Ok, I'll briefly describe how a the workflow of a modern game is structured. Basically, a CPU has to feed a GPU data (such as primitives, lighting, shaders, etc...) to process (transform, clip, rasterize, per-vertex/fragment, etc...). The CPU needs to take time to process stuff, and so does the GPU. The bottleneck arises when one has to wait for the other. If the CPU takes too long, the GPU finishes its work and idles. On the other hand, if the GPU is busy doing something, the CPU may have to wait on the GPU to do synchronization. This lack of "finishing jobs at the same time" is where the bottleneck arises.

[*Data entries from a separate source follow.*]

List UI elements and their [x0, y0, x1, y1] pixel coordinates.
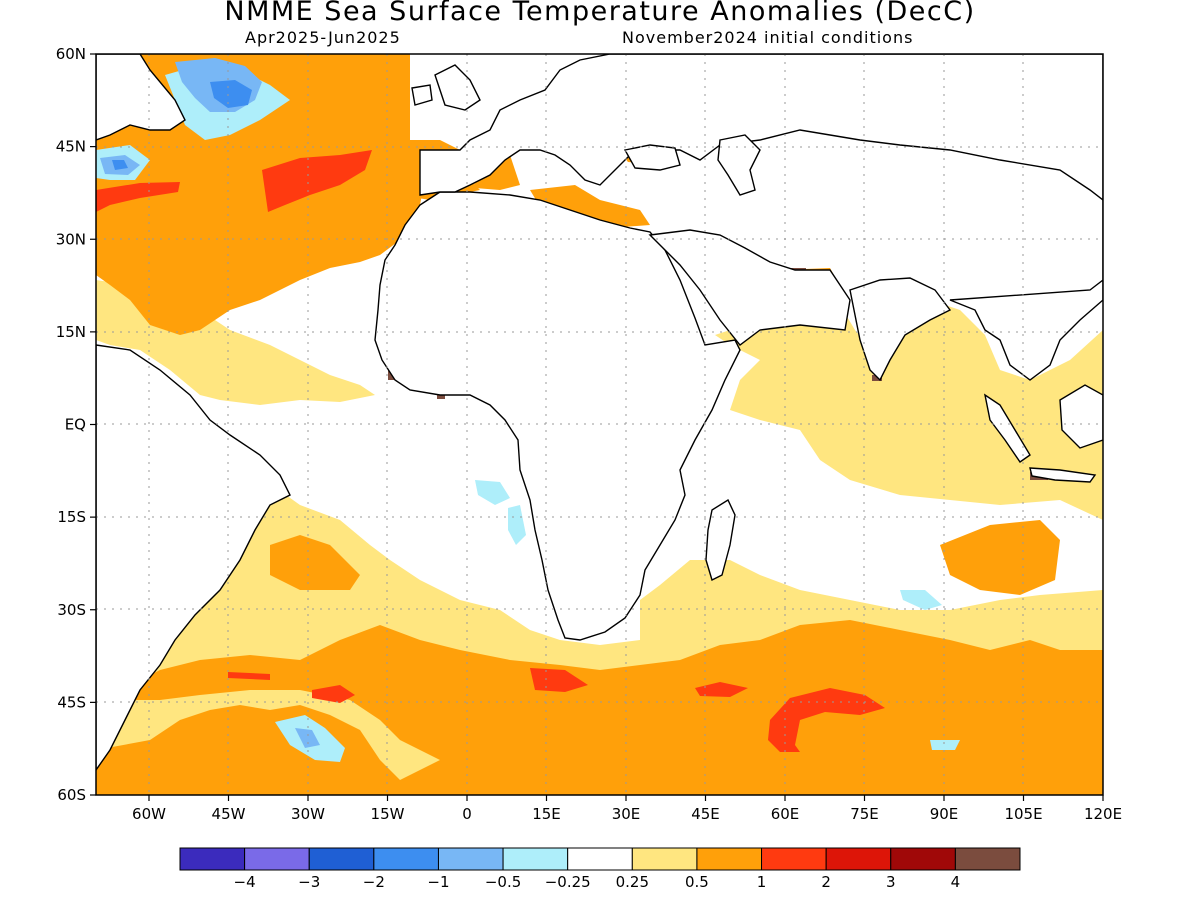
legend-label: −3 [298, 873, 320, 891]
lon-label: 15E [532, 805, 561, 823]
lon-label: 90E [930, 805, 959, 823]
europe [419, 54, 1103, 201]
legend-label: −0.5 [485, 873, 521, 891]
lon-label: 0 [462, 805, 472, 823]
legend-swatch [954, 847, 1021, 871]
madagascar [705, 498, 736, 581]
south-america [96, 344, 291, 772]
coastlines [96, 54, 1103, 772]
lon-label: 45E [691, 805, 720, 823]
legend-label: 0.25 [616, 873, 649, 891]
legend-swatch [502, 847, 569, 871]
borneo [1059, 384, 1103, 449]
lon-label: 60E [771, 805, 800, 823]
legend-label: 1 [757, 873, 767, 891]
caspian-sea [717, 134, 761, 196]
british-isles [434, 64, 481, 111]
lat-label: 45S [57, 693, 86, 711]
java [1029, 467, 1097, 483]
anomaly-neg-1 [112, 80, 252, 170]
lat-label: 15S [57, 508, 86, 526]
legend-label: −0.25 [545, 873, 591, 891]
legend-label: 2 [821, 873, 831, 891]
legend-label: 3 [886, 873, 896, 891]
lat-label: 45N [56, 138, 86, 156]
lon-label: 30E [612, 805, 641, 823]
lat-label: 60N [56, 45, 86, 63]
lat-label: 60S [57, 786, 86, 804]
legend-label: −2 [363, 873, 385, 891]
legend-swatch [179, 847, 246, 871]
legend-label: −4 [234, 873, 256, 891]
legend-swatch [308, 847, 375, 871]
lat-label: 30S [57, 601, 86, 619]
legend-swatch [244, 847, 310, 871]
lon-label: 75E [850, 805, 879, 823]
africa-landmass [374, 191, 741, 641]
legend-label: 4 [951, 873, 961, 891]
lon-label: 30W [291, 805, 325, 823]
legend-label: −1 [427, 873, 449, 891]
anomaly-1-2 [96, 117, 885, 752]
black-sea [623, 144, 681, 171]
forecast-period: Apr2025-Jun2025 [245, 28, 401, 47]
initial-conditions: November2024 initial conditions [622, 28, 914, 47]
lon-label: 60W [132, 805, 166, 823]
lon-label: 120E [1084, 805, 1122, 823]
lon-label: 105E [1004, 805, 1042, 823]
north-america-edge [96, 54, 186, 141]
ireland [411, 84, 433, 106]
color-legend: −4 −3 −2 −1 −0.5 −0.25 0.25 0.5 1 2 3 4 [179, 847, 1021, 891]
legend-label: 0.5 [685, 873, 709, 891]
sumatra [983, 393, 1031, 463]
axis-labels: 60N 45N 30N 15N EQ 15S 30S 45S 60S 60W 45W 30W 15W 0 1… [56, 45, 1122, 823]
legend-swatch [890, 847, 956, 871]
map-title: NMME Sea Surface Temperature Anomalies (… [224, 0, 976, 27]
lat-label: 15N [56, 323, 86, 341]
arabia [648, 229, 851, 346]
lat-label: EQ [65, 416, 86, 434]
india [849, 277, 952, 382]
lon-label: 45W [212, 805, 246, 823]
southeast-asia [949, 54, 1103, 381]
legend-swatch [696, 847, 763, 871]
legend-swatch [437, 847, 504, 871]
legend-swatch [825, 847, 892, 871]
lat-label: 30N [56, 230, 86, 248]
legend-swatch [373, 847, 439, 871]
legend-swatch [761, 847, 827, 871]
lon-label: 15W [371, 805, 405, 823]
legend-swatch [631, 847, 698, 871]
graticule [96, 54, 1103, 795]
legend-swatch [567, 847, 633, 871]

Imagine a prducer/consumer scenario. The producer produces good so that the consumer can consume. Let's use the XBox 360 at launch...MS couldn't produce enough units to satisfy demand (in the US, at least). Therefore, it's like the CPU that can't produce enough "work/goods" for the GPU. On the other hand, the reverse situation is best illustrated with the Japanese XBox 360 launch. The bus and stuff in between? Think of that as the shipping routes trucks/cargo ships take to deliver XBoxes from the factory to the store shelves. If the trucking is really slow, there might be a launch or resupply delay, causing the stores/GPU to wait.
Now, does that make things a little more clear?